January 17, 2011 Calcutta, India
I arrived at the Mumbai airport at 3am to board my Sri Lankan Airlines flight to Bangkok. Checking in, I was asked for my onward ticket out of Bangkok. I confidently pulled out my Bonderman letter from the UW graduate school, explaining my fellowship and why I don’t have an outbound ticket. The agents quickly dismissed all my explanations and firmly stated that without a ticket out of Bangkok I could not leave the country.
A wave of nausea came over me and within the next 4 hours I: missed my flight, sat in the middle of the airport and cried until someone came to my rescue, was conned into buying a fake airplane ticket, ran to the bathroom intermittedly to vomit, and was shoved into an open-air Rickshaw and taken to another airport in the middle of the night. Definitely a low point but I guess all part of the perils of traveling.
After all the drama I was finally rerouted from Mumbai to Calcutta and then on to Bangkok. I was so relieved until I arrived in Calcutta to find that after everything I had been through, my plane was delayed and I was stuck in the airport for another 5 hours. I had a moment where I wondered why I am doing this. I longed for home and just hated being alone, vulnerable, and so unsure of everything.
As these thoughts were going through my head, an old, petite, Indian man with thick glasses looked at me from across several rows of seats and said, “Bangkok?” I was puzzled as to how he knew where I was going. With hope that he might have some good news about my flight I said, “Yes, you too?” He told me he was also going to Bangkok but was on a different flight that was not delayed. I wondered why he even bothered asking me as I was still feeling nauseous and couldn’t make small talk with anyone.

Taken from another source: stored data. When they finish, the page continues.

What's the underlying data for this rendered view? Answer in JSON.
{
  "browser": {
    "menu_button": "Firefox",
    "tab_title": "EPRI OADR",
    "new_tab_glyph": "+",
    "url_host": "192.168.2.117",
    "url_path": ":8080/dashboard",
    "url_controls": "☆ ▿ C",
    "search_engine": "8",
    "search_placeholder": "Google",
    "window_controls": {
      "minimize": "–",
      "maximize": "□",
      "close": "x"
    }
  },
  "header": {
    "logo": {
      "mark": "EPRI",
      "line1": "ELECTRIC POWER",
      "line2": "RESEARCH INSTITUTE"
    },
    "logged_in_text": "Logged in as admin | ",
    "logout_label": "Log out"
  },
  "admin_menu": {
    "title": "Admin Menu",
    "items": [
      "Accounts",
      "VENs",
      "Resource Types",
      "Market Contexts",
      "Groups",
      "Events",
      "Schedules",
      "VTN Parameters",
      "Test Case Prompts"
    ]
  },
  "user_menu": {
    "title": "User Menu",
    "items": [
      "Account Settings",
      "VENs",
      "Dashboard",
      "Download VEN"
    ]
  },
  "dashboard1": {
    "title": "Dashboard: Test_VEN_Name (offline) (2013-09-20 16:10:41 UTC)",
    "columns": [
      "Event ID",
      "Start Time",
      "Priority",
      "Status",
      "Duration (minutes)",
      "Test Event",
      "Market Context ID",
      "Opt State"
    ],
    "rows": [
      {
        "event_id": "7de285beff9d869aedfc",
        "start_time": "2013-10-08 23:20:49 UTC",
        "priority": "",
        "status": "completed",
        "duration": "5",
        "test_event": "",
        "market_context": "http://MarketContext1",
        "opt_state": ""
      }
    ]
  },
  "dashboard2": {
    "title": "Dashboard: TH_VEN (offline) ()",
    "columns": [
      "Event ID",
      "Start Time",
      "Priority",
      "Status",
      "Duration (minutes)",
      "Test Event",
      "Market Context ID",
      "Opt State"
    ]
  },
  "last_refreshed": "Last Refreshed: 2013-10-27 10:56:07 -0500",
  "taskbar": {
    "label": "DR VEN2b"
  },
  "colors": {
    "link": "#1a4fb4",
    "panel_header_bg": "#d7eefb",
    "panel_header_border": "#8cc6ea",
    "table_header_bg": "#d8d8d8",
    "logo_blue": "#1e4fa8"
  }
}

Ignoring my clear disinterest, he stood up and came to sit beside me to tell me about his life. I superficially listened to his story until he said, “I am going to be 80 next month. I have traveled to 89 countries in the world and want to see every country before I die. I started when I was 17 and since then I haven’t been able to stop. I love traveling. Experiencing different cultures and people makes me feel alive. Even though I can’t see things the way I use to, I will always follow my passion. The day I stop traveling is the day I die.”
I was speechless. So impressed by his tenacity and strength yet puzzled as to why out of all the people in the airport this man chose to share this with me, during a time when I desperately needed to be reminded of my own passion for traveling. We talked a bit more, exchanging opinions about our favorite places in the world and for a brief moment, I forgot about all the chaos of the last 24 hours. Soon he left to board his flight and said, “Don’t forget, this is just the beginning for you. There is so much more to see in the world. You have to keep going!”
I thought about my encounter with him and how throughout this trip, I often operate under the assumption that I have to maximize each moment because it may be the last opportunity I have to travel and see the world. Somehow feeling like the excitement of life will come to a screeching halt once I return home. Since I have been on the road, I have met so many people with different, unconventional stories of why they decided to leave the routine of their lives to travel. Though everyone’s reasons are vastly different, through my encounters with others I have realized that in life, we create our own paths instead of following what has been paved for us. This 80-year old man reminded me of the many possibilities of life, that your passion never stops and sometimes, on the road when you least expect it, a little inspiration is right around the corner.